Monday, January 18, 2010

Dich grüsste mein Herz mit heiligem Grau'n

If opera tends to be a love-it-or-hate-it art form, surely it has no more polarizing practitioner than that prickly, erratic, quite possibly insane man, Richard Wagner. A musical critic and priest once delivered a lecture series on Wagner tellingly subtitled "The Terrible Man and his Truthful Art." (Available for purchase here.) The man himself was famously inspired by Nietzsche, and the movements of anarchism and nihilism. In turn, Wagner's music inspired Ludwig II of Bavaria to build what is arguably Europe's most recognizable castle (complete with Wagnerian murals and an awesome grotto). It inspired George Eliot, and Marcel Proust, not to mention countless writers of movie and TV music. And yes, it also was embraced by the man whom the inimitable Charlie Chaplin is spoofing here, accompanied by the Lohengrin overture.



Personally, I think it's rather sad that Wagner should be associated in the non-opera-going imagination with half-mad kings and would-be emperors rather than with his music. But while it would be a fearsome thing to hold composers accountable for whom they inspire, exonerating Wagner from responsibility for twentieth-century horrors does not render his oeuvre unproblematic. For his music--sublime, terrifying, exultant--is always accompanied by the words he wrote himself, a Gesamtkunstwerk. Much ink (scholarly and otherwise) has been spilt, and (if I am to extrapolate from my own experience) many sleepless nights have been spent contemplating and debating the implications of Tristan, and the Ring (not to mention the rest of Wagner's work.) My experience of Wagner, on recording and in the opera house, is inevitably complicated, inflected, flavored by all this. And yet, I still love it. This post's title is taken from the libretto for Die Walkuere: Sieglinde says, to the seeming-stranger she loved on sight, "My heart greeted you with holy terror." That may not be the only possible response to one's first encounter with the Tristan chord, swelling suddenly out of the darkness... but I think it's appropriate.

As another voice on this (I promise, unusually) ponderous subject, I'd like to quote what Jon Vickers, a great singer, and a great singer of Wagner, once said in an interview published in Wagner News. May we all be humble with our question marks, in opera and elsewhere.
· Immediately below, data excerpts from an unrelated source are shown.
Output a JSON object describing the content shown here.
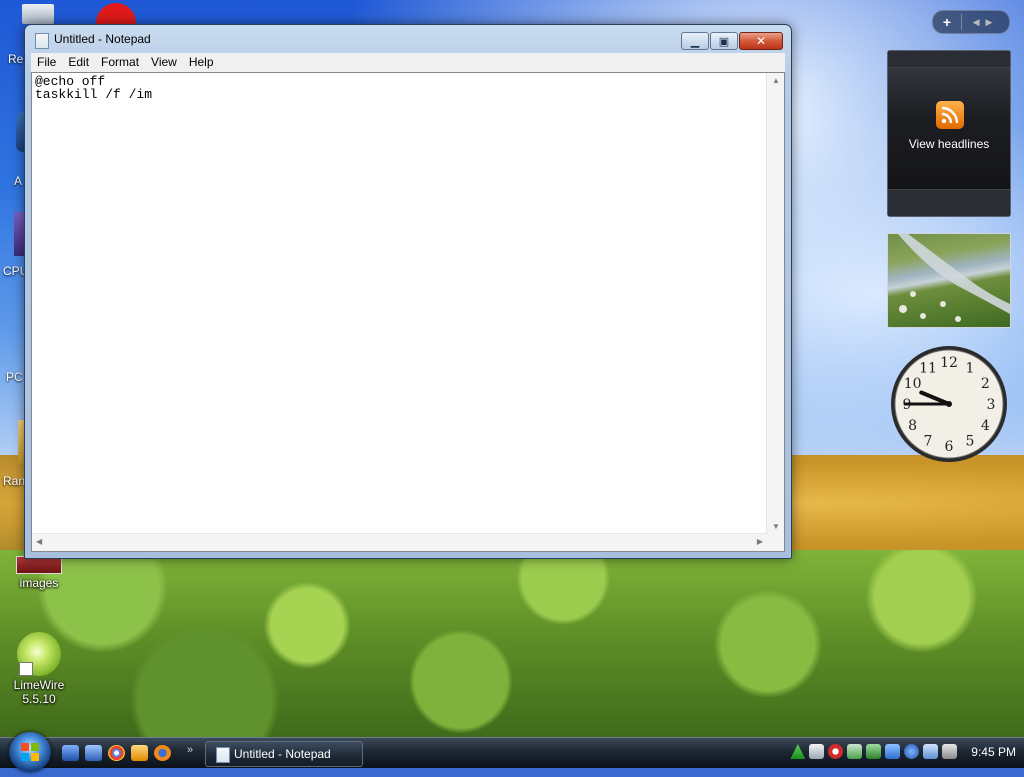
{
  "desktop": {
    "icons": [
      {
        "label": "images"
      },
      {
        "label": "LimeWire\n5.5.10"
      }
    ],
    "partial_labels": {
      "recycle": "Re",
      "a": "A",
      "cpu": "CPU",
      "pc": "PC",
      "ran": "Ran"
    }
  },
  "notepad": {
    "title": "Untitled - Notepad",
    "menu": [
      "File",
      "Edit",
      "Format",
      "View",
      "Help"
    ],
    "content": "@echo off\ntaskkill /f /im"
  },
  "gadgets": {
    "feed_label": "View headlines",
    "clock_numbers": [
      "12",
      "1",
      "2",
      "3",
      "4",
      "5",
      "6",
      "7",
      "8",
      "9",
      "10",
      "11"
    ],
    "clock_time": {
      "hour": 9,
      "minute": 45
    }
  },
  "taskbar": {
    "task_label": "Untitled - Notepad",
    "time": "9:45 PM",
    "quicklaunch_more": "»"
  },
  "colors": {
    "accent": "#1f58d6",
    "close_red": "#d45a3a",
    "rss_orange": "#f08a1c"
  }
}
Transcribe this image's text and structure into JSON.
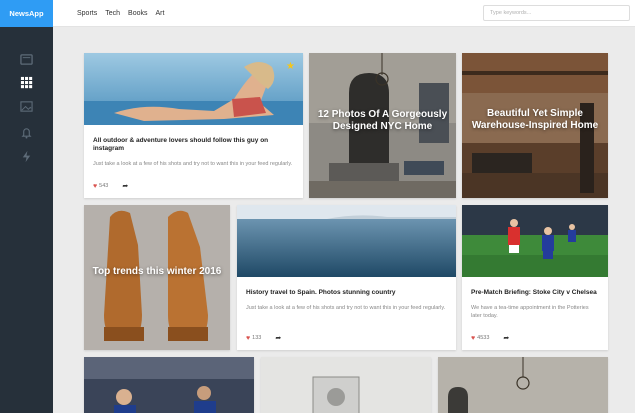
{
  "app": {
    "brand": "NewsApp"
  },
  "nav": {
    "items": [
      "Sports",
      "Tech",
      "Books",
      "Art"
    ]
  },
  "search": {
    "placeholder": "Type keywords..."
  },
  "sidebar": {
    "icons": [
      "list-icon",
      "grid-icon",
      "image-icon",
      "bell-icon",
      "bolt-icon"
    ],
    "active": "grid-icon"
  },
  "cards": {
    "instagram": {
      "title": "All outdoor & adventure lovers should follow this guy on instagram",
      "excerpt": "Just take a look at a few of his shots and try not to want this in your feed regularly.",
      "likes": "543"
    },
    "nyc": {
      "title": "12 Photos Of A Gorgeously Designed NYC Home"
    },
    "warehouse": {
      "title": "Beautiful Yet Simple Warehouse-Inspired Home"
    },
    "trends": {
      "title": "Top trends this winter 2016"
    },
    "spain": {
      "title": "History travel to Spain. Photos stunning country",
      "excerpt": "Just take a look at a few of his shots and try not to want this in your feed regularly.",
      "likes": "133"
    },
    "prematch": {
      "title": "Pre-Match Briefing: Stoke City v Chelsea",
      "excerpt": "We have a tea-time appointment in the Potteries later today.",
      "likes": "4533"
    }
  },
  "colors": {
    "brand": "#2f9cf4",
    "sidebar": "#26303a",
    "heart": "#d9534f",
    "star": "#f5c518"
  }
}
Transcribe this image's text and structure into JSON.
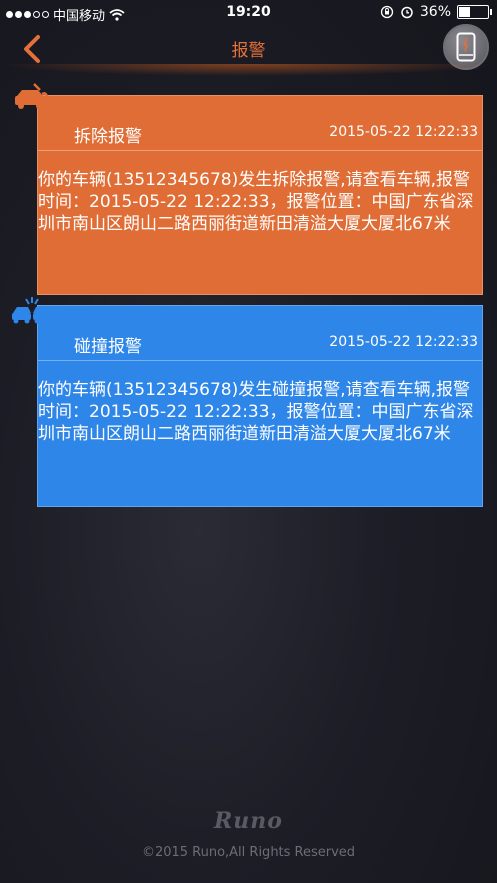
{
  "status_bar": {
    "carrier": "中国移动",
    "time": "19:20",
    "battery": "36%"
  },
  "nav": {
    "title": "报警"
  },
  "alerts": [
    {
      "title": "拆除报警",
      "time": "2015-05-22 12:22:33",
      "message": "你的车辆(13512345678)发生拆除报警,请查看车辆,报警时间：2015-05-22 12:22:33，报警位置：中国广东省深圳市南山区朗山二路西丽街道新田清溢大厦大厦北67米",
      "color": "#e06d36",
      "icon": "car-remove-icon"
    },
    {
      "title": "碰撞报警",
      "time": "2015-05-22 12:22:33",
      "message": "你的车辆(13512345678)发生碰撞报警,请查看车辆,报警时间：2015-05-22 12:22:33，报警位置：中国广东省深圳市南山区朗山二路西丽街道新田清溢大厦大厦北67米",
      "color": "#2e86e8",
      "icon": "car-collision-icon"
    }
  ],
  "footer": {
    "logo": "Runo",
    "copyright": "©2015 Runo,All Rights Reserved"
  }
}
I think that all great art deals with fundamentals, and this will surprise you: I'm not sure that Wagner falls in that category. Great art wrestles with the timeless, it wrestles with the universal, and at every point deals with the ever-present argument of what constitutes the fundamental moral law. For that reason, I put a question mark over the validity of Richard Wagner as a great artist. A great genius, yes, but a great artist? I'm not sure.